Francis Joseph Fleming

Francis Joseph Fleming (1854-1926)

Financier & Sharebroker

Location: CofE*ZH*54

Migrating to Australia with his parents from Ireland, in 1866 at the age of thirteen Fleming began a lifelong association with the doyen of Melbourne stockbrokers – “JB Were & Son” the firm founded in 1839 by the enterprising Jonathan Binns Were (St. Andrew’s Churchyard Cemetery); Were’s son-in-law Sherbourne Sheppard (q.v.) was an old family member of the Fleming’s. In 1881 Fleming left the firm and took a seat on the original Melbourne Stock Exchange founded by H Byron Moore (q.v.) an association that lasted for over forty-five years of daily operating in the ‘call’ room; he witnessed many stirring events including the feverish excitement of the speculative gold-mining days; the meteoric rise of the Broken Hill silver-lead mines; the speculative land boom days and subsequent disastrous financial crash in the 1890s; and the shift towards investing in safe Government securities in the 1900s. 

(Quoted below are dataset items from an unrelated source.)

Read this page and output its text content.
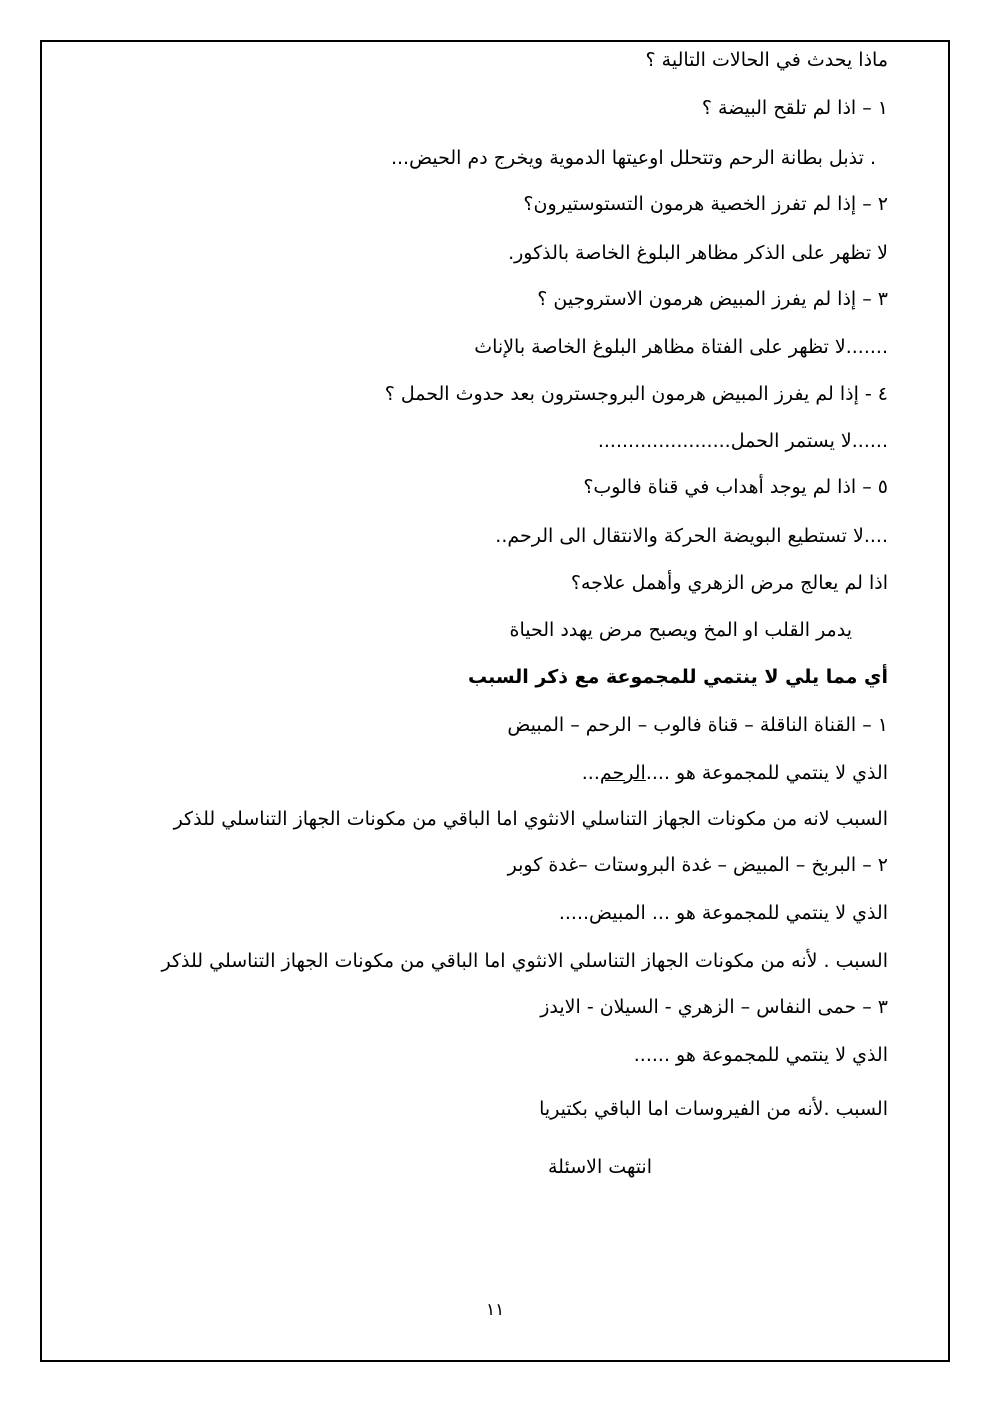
ماذا يحدث في الحالات التالية ؟
١ – اذا لم تلقح البيضة ؟
. تذبل بطانة الرحم وتتحلل اوعيتها الدموية ويخرج دم الحيض...
٢ – إذا لم تفرز الخصية هرمون التستوستيرون؟
لا تظهر على الذكر مظاهر البلوغ الخاصة بالذكور.
٣ – إذا لم يفرز المبيض هرمون الاستروجين ؟
.......لا تظهر على الفتاة مظاهر البلوغ الخاصة بالإناث
٤ - إذا لم يفرز المبيض هرمون البروجسترون بعد حدوث الحمل ؟
......لا يستمر الحمل......................
٥ – اذا لم يوجد أهداب في قناة فالوب؟
....لا تستطيع البويضة الحركة والانتقال الى الرحم..
اذا لم يعالج مرض الزهري وأهمل علاجه؟
يدمر القلب او المخ ويصبح مرض يهدد الحياة
أي مما يلي لا ينتمي للمجموعة مع ذكر السبب
١ – القناة الناقلة – قناة فالوب – الرحم – المبيض
الذي لا ينتمي للمجموعة هو ....الرحم...
السبب لانه من مكونات الجهاز التناسلي الانثوي اما الباقي من مكونات الجهاز التناسلي للذكر
٢ – البربخ – المبيض – غدة البروستات –غدة كوبر
الذي لا ينتمي للمجموعة هو ... المبيض.....
السبب . لأنه من مكونات الجهاز التناسلي الانثوي اما الباقي من مكونات الجهاز التناسلي للذكر
٣ – حمى النفاس – الزهري - السيلان - الايدز
الذي لا ينتمي للمجموعة هو ......
السبب .لأنه من الفيروسات اما الباقي بكتيريا
انتهت الاسئلة
١١
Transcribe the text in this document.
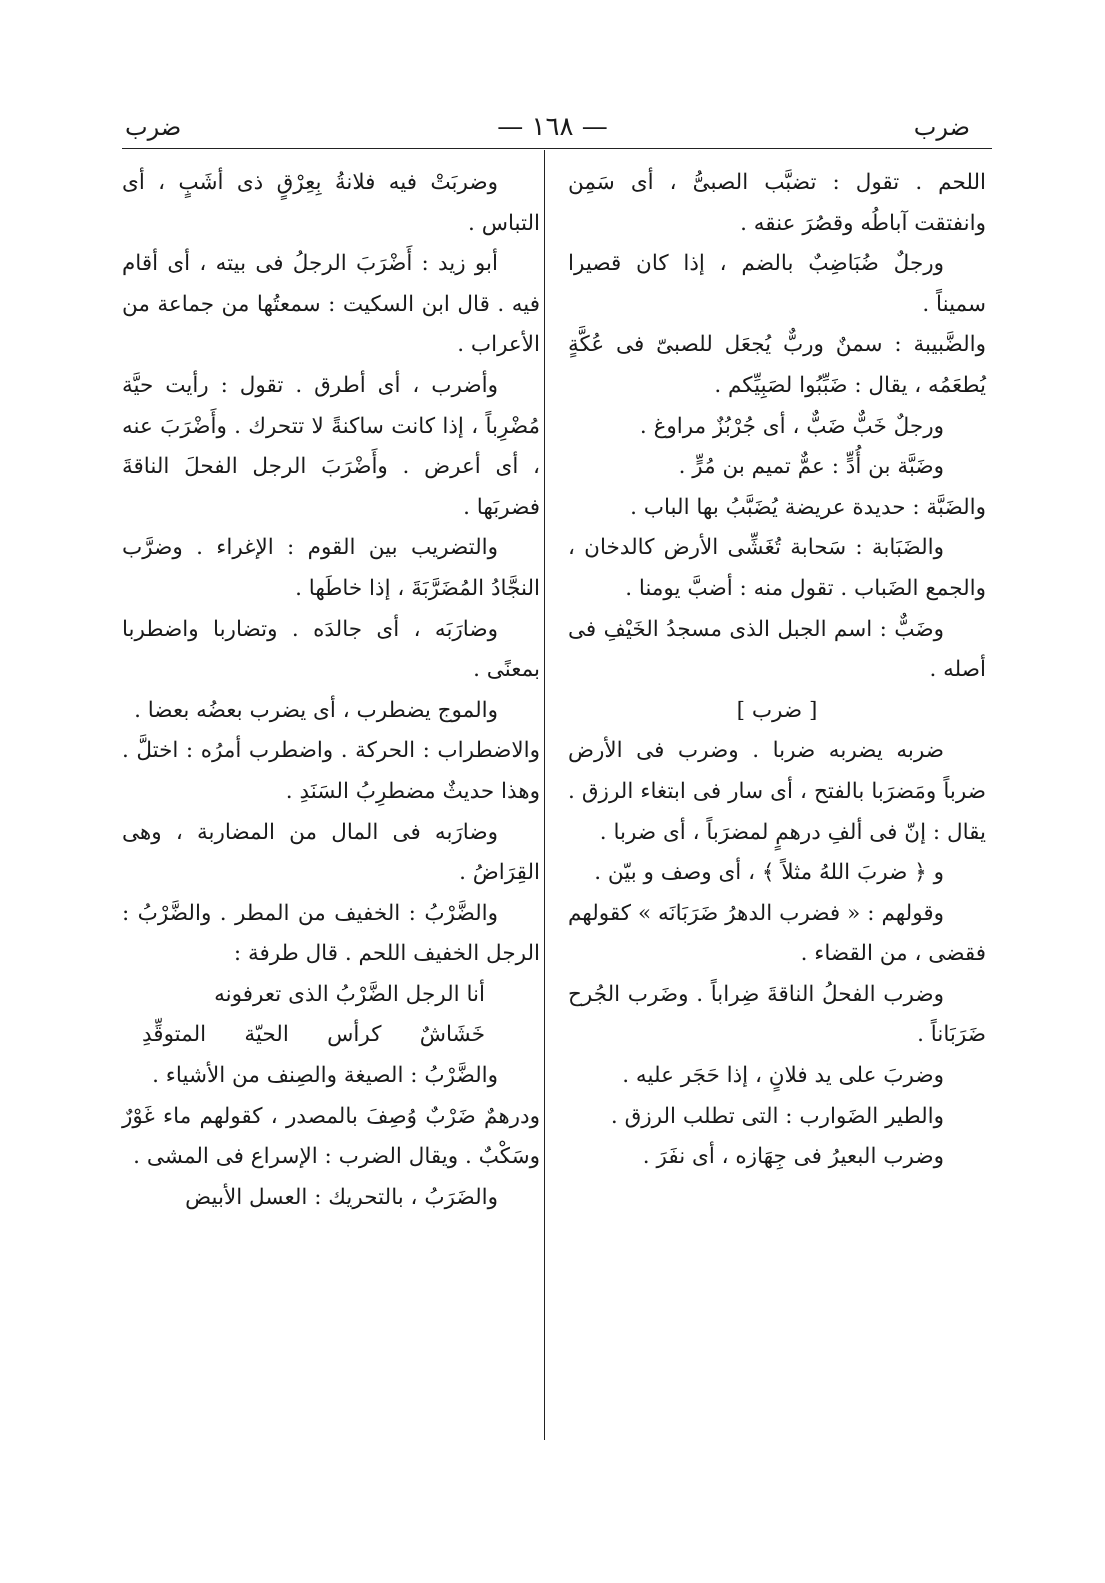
ضرب
— ١٦٨ —
ضرب

اللحم . تقول : تضبَّب الصبىُّ ، أى سَمِن وانفتقت آباطُه وقصُرَ عنقه .

ورجلٌ ضُبَاضِبٌ بالضم ، إذا كان قصيرا سميناً .

والضَّبيبة : سمنٌ وربٌّ يُجعَل للصبىّ فى عُكَّةٍ يُطعَمُه ، يقال : ضَبِّبُوا لصَبِيِّكم .

ورجلٌ خَبٌّ ضَبٌّ ، أى جُرْبُزٌ مراوغ .

وضَبَّة بن أُدٍّ : عمٌّ تميم بن مُرٍّ .

والضَبَّة : حديدة عريضة يُضَبَّبُ بها الباب .

والضَبَابة : سَحابة تُغَشِّى الأرض كالدخان ، والجمع الضَباب . تقول منه : أضبَّ يومنا .

وضَبٌّ : اسم الجبل الذى مسجدُ الخَيْفِ فى أصله .

[ ضرب ]

ضربه يضربه ضربا . وضرب فى الأرض ضرباً ومَضرَبا بالفتح ، أى سار فى ابتغاء الرزق . يقال : إنّ فى ألفِ درهمٍ لمضرَباً ، أى ضربا .

و ﴿ ضربَ اللهُ مثلاً ﴾ ، أى وصف و بيّن .

وقولهم : « فضرب الدهرُ ضَرَبَانَه » كقولهم فقضى ، من القضاء .

وضرب الفحلُ الناقةَ ضِراباً . وضَرب الجُرح ضَرَبَاناً .

وضربَ على يد فلانٍ ، إذا حَجَر عليه .

والطير الضَوارب : التى تطلب الرزق .

وضرب البعيرُ فى جِهَازه ، أى نفَرَ .

وضربَتْ فيه فلانةُ بِعِرْقٍ ذى أشَبٍ ، أى التباس .

أبو زيد : أَضْرَبَ الرجلُ فى بيته ، أى أقام فيه . قال ابن السكيت : سمعتُها من جماعة من الأعراب .

وأضرب ، أى أطرق . تقول : رأيت حيَّة مُضْرِباً ، إذا كانت ساكنةً لا تتحرك . وأَضْرَبَ عنه ، أى أعرض . وأَضْرَبَ الرجل الفحلَ الناقةَ فضربَها .

والتضريب بين القوم : الإغراء . وضرَّب النجَّادُ المُضَرَّبَةَ ، إذا خاطَها .

وضارَبَه ، أى جالدَه . وتضاربا واضطربا بمعنًى .

والموج يضطرب ، أى يضرب بعضُه بعضا .

والاضطراب : الحركة . واضطرب أمرُه : اختلَّ . وهذا حديثٌ مضطرِبُ السَنَدِ .

وضارَبه فى المال من المضاربة ، وهى القِرَاضُ .

والضَّرْبُ : الخفيف من المطر . والضَّرْبُ : الرجل الخفيف اللحم . قال طرفة :

أنا الرجل الضَّرْبُ الذى تعرفونه

خَشَاشٌ كرأس الحيّة المتوقِّدِ

والضَّرْبُ : الصيغة والصِنف من الأشياء .

ودرهمٌ ضَرْبٌ وُصِفَ بالمصدر ، كقولهم ماء غَوْرٌ وسَكْبٌ . ويقال الضرب : الإسراع فى المشى .

والضَرَبُ ، بالتحريك : العسل الأبيض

In 1888, Fleming re-joined “JB Were & Son” and was made a Partner (1888-1916) and later Senior Partner (1916-26) responsible for all dealing on behalf of the firm; it was said he effected the largest single transaction of shares ever recorded, selling 15,000 “Melbourne Tramway Co” shares at £8-15-6 totalling some £130,000. Recognised as one of the most skilled operators in the ‘room’, two years before his death he was still an active member of the Stock Exchange attending his office regularly in the morning “as hale and hearty as any man…his brain having lost none of its nimbleness”; he often spoke of the boom in Bendigo and Ballarat mining stocks of the 1870’s and mines such as the “Great Extended Hustlers” which produced over £3 million worth of gold paying out some £500,000 in dividends. 

In failing health during his final year, Fleming died on 7 May 1926 aged 72 and resided Manhattan – 121 Brighton Road, St. Kilda.

Source: 
The Age 8 May 1926.
The Argus 8 May 1926.
“The House of Were: 1839 – 1954” (1954).